Jami Attenberg was standing on the roof of her apartment building, the gray city skyline behind gray city clouds, taking in some freshly installed graffiti. “This stuff is new,” she said while snapping pictures, seeming proud that the unofficial neighborhood beautification team was still laboring in the night. She brightened after noticing the words “Spread Love” scrawled in neon green across a purple heart. The shameless optimism was a welcome addition to the day, which began with a leak from her upstairs neighbor’s apartment into her bathroom and was followed by two in-home interviews in preparation for her upcoming book, The Middlesteins, which is out in late October.

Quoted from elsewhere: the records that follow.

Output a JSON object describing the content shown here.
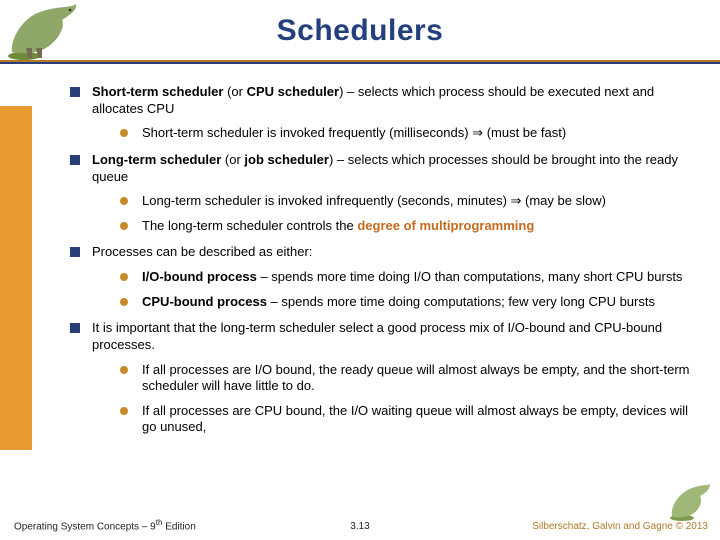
{
  "title": "Schedulers",
  "bullets": {
    "b1_prefix": "Short-term scheduler",
    "b1_mid": "  (or ",
    "b1_bold2": "CPU scheduler",
    "b1_rest": ") – selects which process should be executed next and allocates CPU",
    "b1s1": "Short-term scheduler is invoked frequently (milliseconds) ⇒ (must be fast)",
    "b2_prefix": "Long-term scheduler",
    "b2_mid": "  (or ",
    "b2_bold2": "job scheduler",
    "b2_rest": ") – selects which processes should be brought into the ready queue",
    "b2s1": "Long-term scheduler is invoked  infrequently (seconds, minutes) ⇒ (may be slow)",
    "b2s2_a": "The long-term scheduler controls the ",
    "b2s2_em": "degree of multiprogramming",
    "b3": "Processes can be described as either:",
    "b3s1_bold": "I/O-bound process",
    "b3s1_rest": " – spends more time doing I/O than computations, many short CPU bursts",
    "b3s2_bold": "CPU-bound process",
    "b3s2_rest": " – spends more time doing computations; few very long CPU bursts",
    "b4": "It is important that the long-term scheduler select a good process mix of I/O-bound and CPU-bound processes.",
    "b4s1": "If all processes are I/O bound, the ready queue will almost always be empty, and the short-term scheduler will have little to do.",
    "b4s2": "If all processes are CPU bound, the I/O waiting queue will almost always be empty, devices will go unused,"
  },
  "footer": {
    "left_a": "Operating System Concepts – 9",
    "left_sup": "th",
    "left_b": " Edition",
    "center": "3.13",
    "right": "Silberschatz, Galvin and Gagne © 2013"
  }
}
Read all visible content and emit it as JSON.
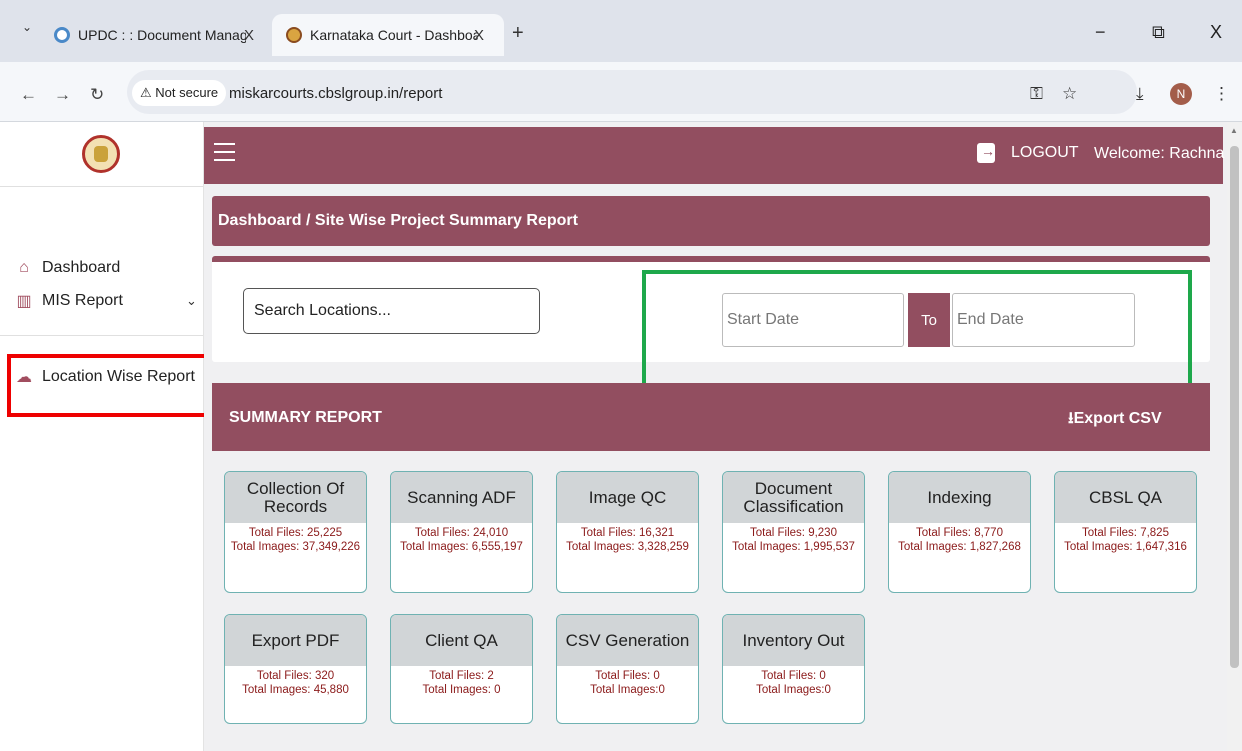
{
  "browser": {
    "tabs": [
      {
        "label": "UPDC : : Document Managemen",
        "active": false
      },
      {
        "label": "Karnataka Court - Dashboard",
        "active": true
      }
    ],
    "tab_close": "X",
    "new_tab": "+",
    "window_controls": {
      "minimize": "−",
      "maximize": "⧉",
      "close": "X"
    },
    "security_badge": "⚠ Not secure",
    "url": "miskarcourts.cbslgroup.in/report",
    "profile_initial": "N"
  },
  "sidebar": {
    "items": [
      {
        "label": "Dashboard",
        "icon": "home-icon"
      },
      {
        "label": "MIS Report",
        "icon": "chart-bar-icon"
      },
      {
        "label": "Location Wise Report",
        "icon": "cloud-upload-icon"
      }
    ]
  },
  "header": {
    "logout_label": "LOGOUT",
    "welcome_text": "Welcome: Rachna"
  },
  "breadcrumb": "Dashboard / Site Wise Project Summary Report",
  "filters": {
    "search_placeholder": "Search Locations...",
    "start_placeholder": "Start Date",
    "to_label": "To",
    "end_placeholder": "End Date"
  },
  "summary": {
    "title": "SUMMARY REPORT",
    "export_label": "Export CSV"
  },
  "cards": [
    {
      "title": "Collection Of Records",
      "files": "Total Files: 25,225",
      "images": "Total Images: 37,349,226"
    },
    {
      "title": "Scanning ADF",
      "files": "Total Files: 24,010",
      "images": "Total Images: 6,555,197"
    },
    {
      "title": "Image QC",
      "files": "Total Files: 16,321",
      "images": "Total Images: 3,328,259"
    },
    {
      "title": "Document Classification",
      "files": "Total Files: 9,230",
      "images": "Total Images: 1,995,537"
    },
    {
      "title": "Indexing",
      "files": "Total Files: 8,770",
      "images": "Total Images: 1,827,268"
    },
    {
      "title": "CBSL QA",
      "files": "Total Files: 7,825",
      "images": "Total Images: 1,647,316"
    },
    {
      "title": "Export PDF",
      "files": "Total Files: 320",
      "images": "Total Images: 45,880"
    },
    {
      "title": "Client QA",
      "files": "Total Files: 2",
      "images": "Total Images: 0"
    },
    {
      "title": "CSV Generation",
      "files": "Total Files: 0",
      "images": "Total Images:0"
    },
    {
      "title": "Inventory Out",
      "files": "Total Files: 0",
      "images": "Total Images:0"
    }
  ],
  "colors": {
    "brand": "#924e60",
    "highlight_red": "#ee0000",
    "highlight_green": "#1ea84b"
  }
}
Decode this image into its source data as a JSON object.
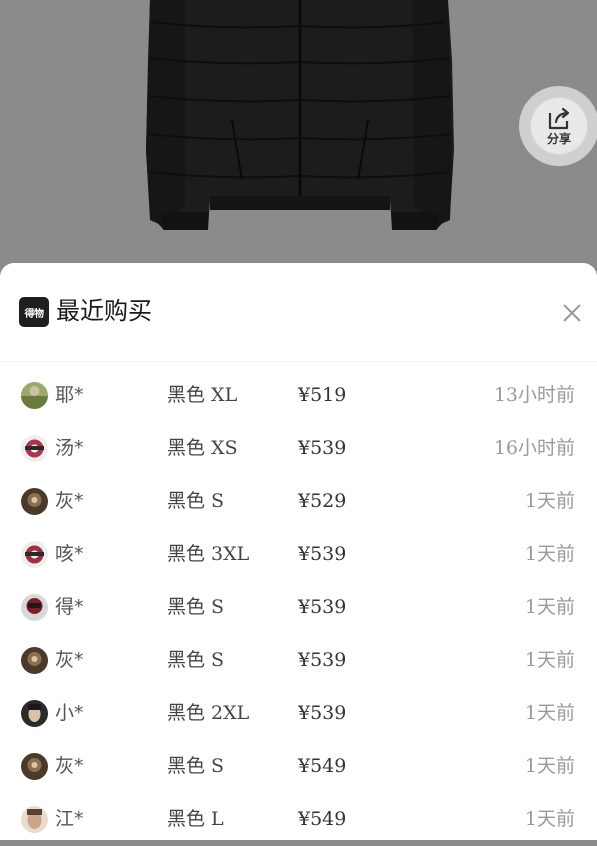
{
  "header": {
    "brand_logo": "得物",
    "title": "最近购买"
  },
  "share": {
    "label": "分享"
  },
  "purchases": [
    {
      "name": "耶*",
      "variant": "黑色 XL",
      "price": "¥519",
      "time": "13小时前",
      "avatar_color": "#6b7a3e"
    },
    {
      "name": "汤*",
      "variant": "黑色 XS",
      "price": "¥539",
      "time": "16小时前",
      "avatar_color": "#b0334a"
    },
    {
      "name": "灰*",
      "variant": "黑色 S",
      "price": "¥529",
      "time": "1天前",
      "avatar_color": "#4a3a2a"
    },
    {
      "name": "咳*",
      "variant": "黑色 3XL",
      "price": "¥539",
      "time": "1天前",
      "avatar_color": "#a03040"
    },
    {
      "name": "得*",
      "variant": "黑色 S",
      "price": "¥539",
      "time": "1天前",
      "avatar_color": "#7a1e24"
    },
    {
      "name": "灰*",
      "variant": "黑色 S",
      "price": "¥539",
      "time": "1天前",
      "avatar_color": "#4a3a2a"
    },
    {
      "name": "小*",
      "variant": "黑色 2XL",
      "price": "¥539",
      "time": "1天前",
      "avatar_color": "#2b2b2b"
    },
    {
      "name": "灰*",
      "variant": "黑色 S",
      "price": "¥549",
      "time": "1天前",
      "avatar_color": "#4a3a2a"
    },
    {
      "name": "江*",
      "variant": "黑色 L",
      "price": "¥549",
      "time": "1天前",
      "avatar_color": "#c9a58a"
    }
  ],
  "colors": {
    "sheet_background": "#ffffff",
    "image_background": "#8b8b8b",
    "jacket": "#1b1b1b",
    "time_text": "#9a9a9a"
  },
  "icons": {
    "share": "share-icon",
    "close": "close-icon"
  }
}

One of those interviews also involved someone snooping around her apartment to take photos, a slightly voyeuristic departure from the kind of interviews a novelist like Attenberg is accustomed to.
“I really should have tidied up,” she said, glancing around the lived-in but not-at-all messy loft. A recent party had left all the furniture pushed into an unusual arrangement. “So it’s not an accurate representation of my apartment,” she said. “Even if I try to be a perfectionist I can’t be a perfectionist.”
This space is the third one Attenberg has called home in this industrial Kent Avenue building. She’s moved in and out, up and down, but “ATTENBERG” is clearly printed next to her current buzzer, though she often spends large parts of the year elsewhere.
Over a decade ago she was invited to a party in this building, her first foray into Brooklyn since moving to the city in 1998. She was quickly enamored with the view from the roof, and told herself that if she ever moved to Brooklyn she would need to find a place just like this. Not much later she answered an apartment listing on Craigslist which led her back to the exact building where the party had been. She’s been here, on and off, ever since.